Tenendo a mente le parole di Hodges, si possono interpretare meglio le dichiarazioni arrivate dal Cremlino in mattinata, più morbide verso Kiev ma dure contro l’Occidente. Il ministro degli Esteri russo Serghej Lavrov parlato di «intesa vicina su alcuni punti» dell’accordo: la sicurezza delle popolazioni russofone nell’est dell’Ucraina e la sua smilitarizzazione, oltre allo status di neutralità. Il capo dei negoziatori di Putin Vladimir Medinsky ha confermato che Kiev sarebbe disponibile ad assumere uno status di «neutralità smilitarizzata, stile Austria o Svezia», ma che si sta ancora discutendo delle dimensioni dell’esercito ucraino. Lavrov ha però aggiunto che l’Occidente non era interessato a una soluzione pacifica, come ha detto anche la portavoce del ministero Maria Zakharova. «Gli Stati Uniti — ha spiegato Lavrov — sono decisivi sulla posizione di Kiev».

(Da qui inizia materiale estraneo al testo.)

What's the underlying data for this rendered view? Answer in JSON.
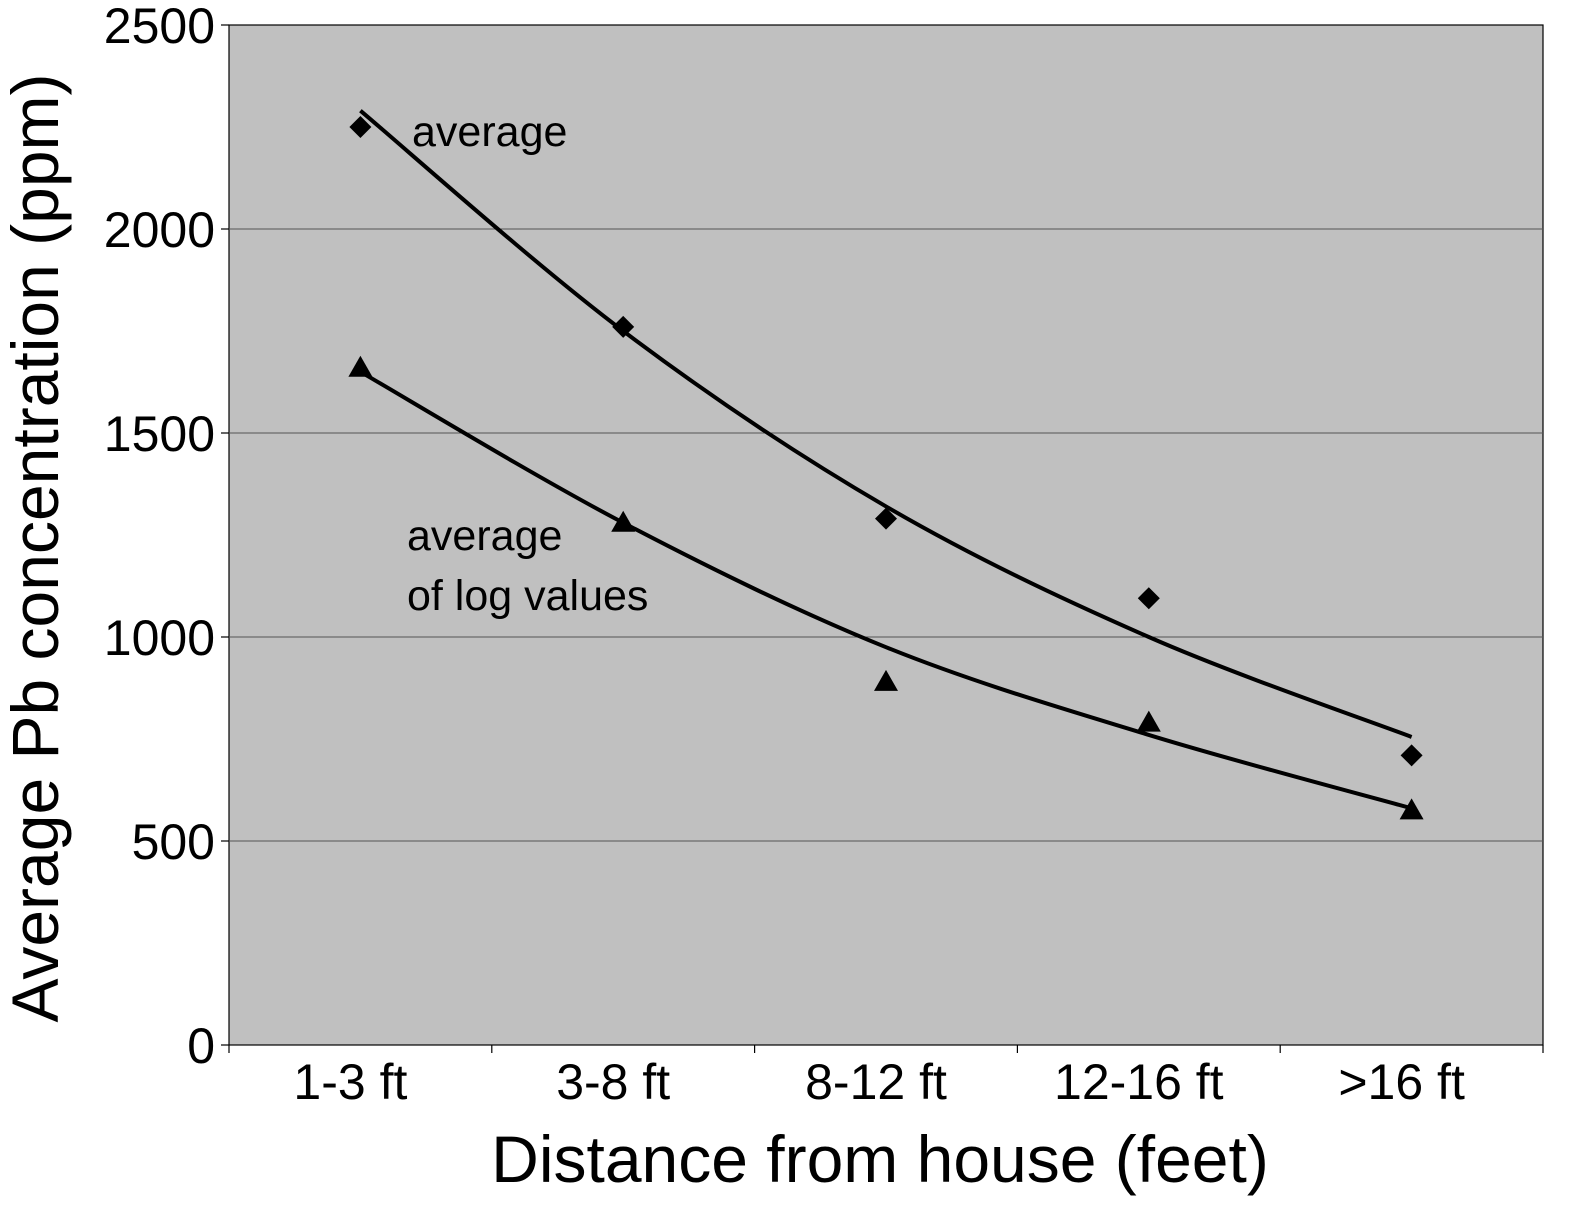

Dall’altro lato della nuova cortina di ferro, il segretario generale della Nato Jens Stoltenberg e il segretario alla Difesa americano Lloyd Austin sono intervenuti a un punto stampa spiegando che «l’invio di più soldati americani in Europa è un forte messaggio di unità transatlantica. Siamo molto grati – ha detto Stoltenberg – per il vostro supporto e per quello che fate nella parte orientale dell’Alleanza». La Nato ha risposto in modo unito all’invasione in Ucraina e «gli Alleati — ha aggiunto — hanno imposto sanzioni severe sulla Russia, fornendo anche aiuto: finanziario, militare e umanitario. Stiamo rafforzando le nostre forze a difesa: centinaia di migliaia di soldati sono in elevato stato di allerta, centinaia di migliaia di soldati Usa si trovano in Europa e 40 mila soldati sono al diretto comando della Nato, soprattutto nel versante est dell’Alleanza».